Als hätte der Engel noch nie ein Schiff gesehen. Aro stutzte.
„Wird das deine erste Schiffsfahrt?"

Lächelnd sah der Engel zu ihm auf. „Ist das so offensichtlich?"

Stöhnend schob er den Engel vor sich her.
„Was hast du mit der ganzen Zeit deiner Existenz eigentlich angefangen?"

„Warte, Nyx, ich habe mir noch gar nicht alles angesehen! Diese Tücher da hinten sind schön. Haben die Muster eine Bedeutung? Und die Schmuckstücke da? Oder das Obst? Ist das Obst? Diese kleinen rot gepunkteten runden Dinger? Ich habe so etwas noch nie gesehen. Und das da? Sind das die Süßigkeiten, die Hel hatte? Solche herrlich süßen Speisen gibt es bei uns nicht. Ich –"

Er schaltete auf Durchzug und schleifte ihn einfach weiter. Ein kleines Grinsen musste er dabei allerdings schon unterdrücken.

Hel hatte einen Arzt bestellt, der lediglich Tyriels Worte bestätigen konnte: Das Gift war vollständig aus seinem Körper getilgt und seine Selbstheilungskräfte taten wieder ihre gewohnt überragende Arbeit. Einer Weiterreise hatte nichts mehr im Weg gestanden.
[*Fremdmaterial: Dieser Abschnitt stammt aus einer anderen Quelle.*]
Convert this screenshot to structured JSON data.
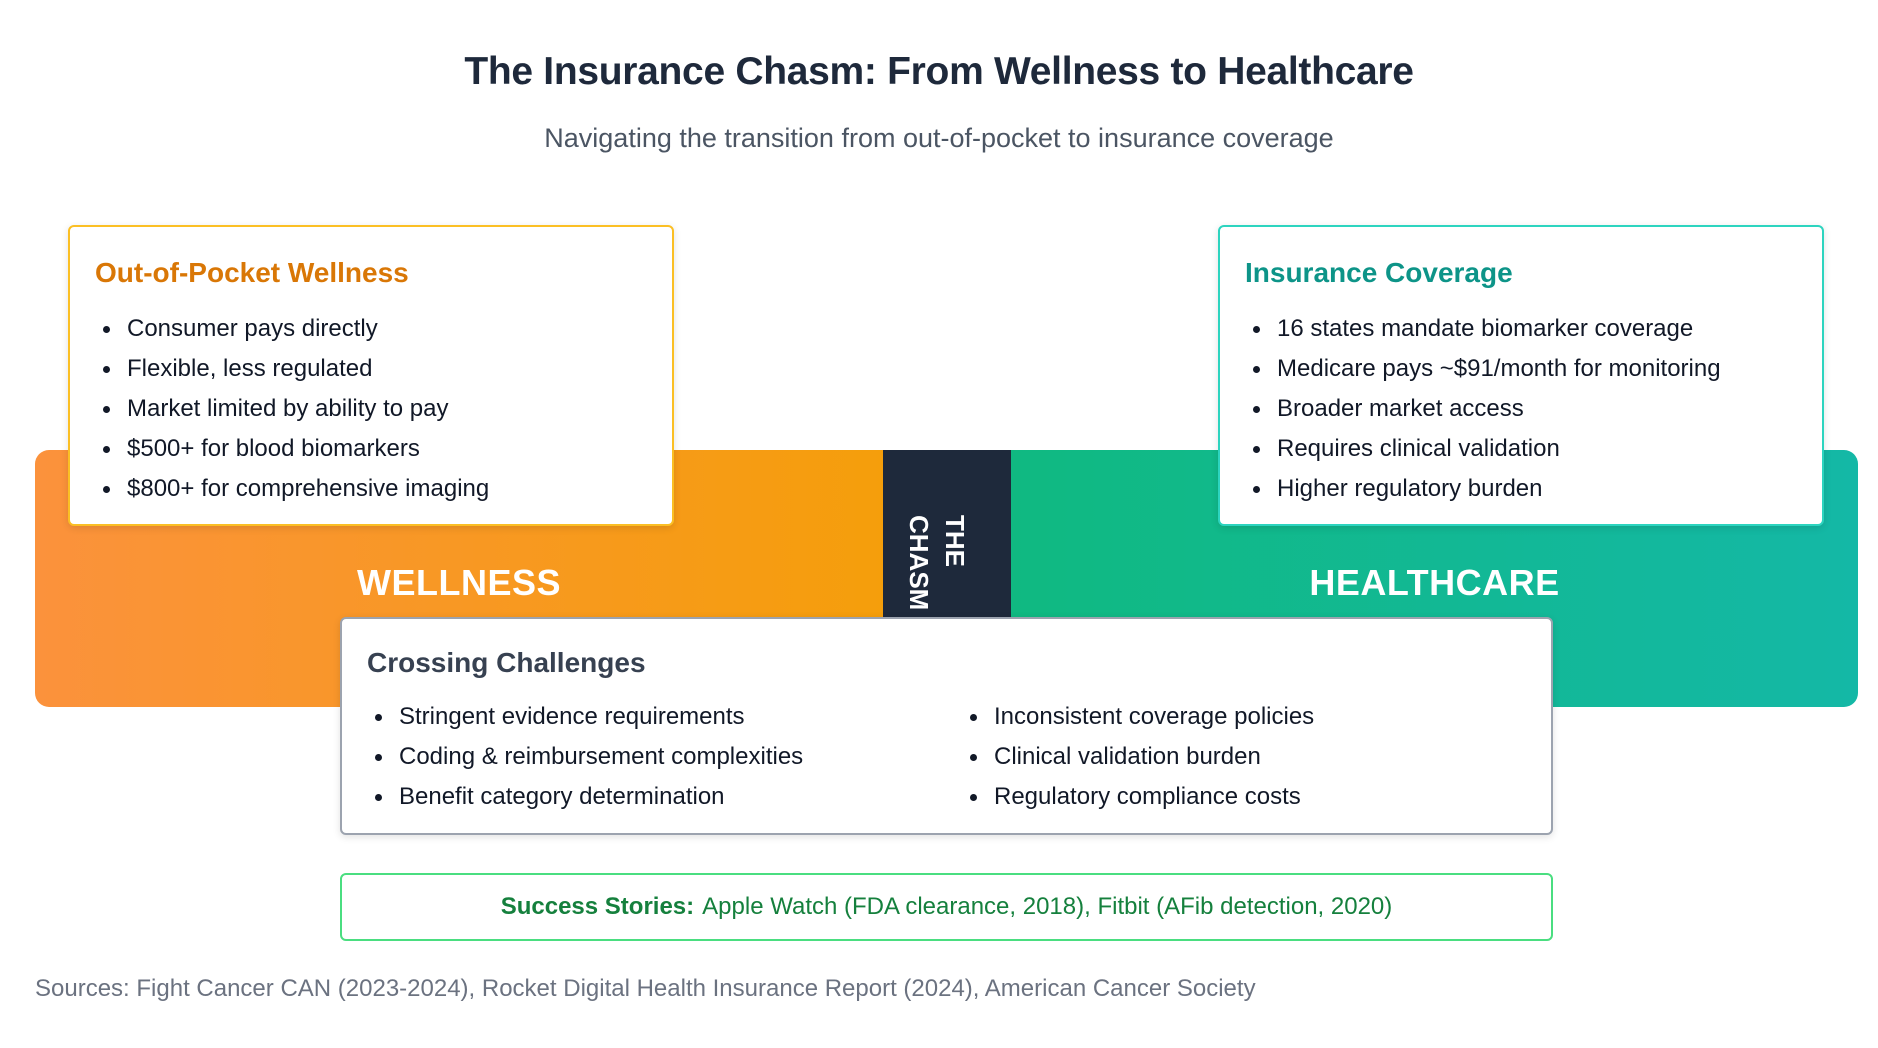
{
  "header": {
    "title": "The Insurance Chasm: From Wellness to Healthcare",
    "subtitle": "Navigating the transition from out-of-pocket to insurance coverage"
  },
  "bands": {
    "wellness_label": "WELLNESS",
    "chasm_line1": "THE",
    "chasm_line2": "CHASM",
    "healthcare_label": "HEALTHCARE",
    "colors": {
      "wellness": "#f59e0b",
      "chasm": "#1e293b",
      "healthcare": "#10b981"
    }
  },
  "wellness_card": {
    "title": "Out-of-Pocket Wellness",
    "items": [
      "Consumer pays directly",
      "Flexible, less regulated",
      "Market limited by ability to pay",
      "$500+ for blood biomarkers",
      "$800+ for comprehensive imaging"
    ]
  },
  "insurance_card": {
    "title": "Insurance Coverage",
    "items": [
      "16 states mandate biomarker coverage",
      "Medicare pays ~$91/month for monitoring",
      "Broader market access",
      "Requires clinical validation",
      "Higher regulatory burden"
    ]
  },
  "challenges_card": {
    "title": "Crossing Challenges",
    "col1": [
      "Stringent evidence requirements",
      "Coding & reimbursement complexities",
      "Benefit category determination"
    ],
    "col2": [
      "Inconsistent coverage policies",
      "Clinical validation burden",
      "Regulatory compliance costs"
    ]
  },
  "success": {
    "label": "Success Stories:",
    "text": "Apple Watch (FDA clearance, 2018), Fitbit (AFib detection, 2020)"
  },
  "sources": "Sources: Fight Cancer CAN (2023-2024), Rocket Digital Health Insurance Report (2024), American Cancer Society"
}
Hel war praktisch sofort in der Küche verschwunden.
Zum Abschied hatte er Hel gebeten, sich um Rascan zu kümmern und sie ihnen eine Torte gebacken. Mehrstöckig mit Frischkäsecreme, Buttercreme, Sahne und Marzipan. Abscheulich süß, er hatte kaum ein Stück hinunterbekommen. Dafür hatte Tyriel ordentlich zugeschlagen. Sein Speiseplan sah anscheinend normalerweise etwas anders aus, so, wie er sich auf alles Süße stürzte, das sich in sein Blickfeld traute.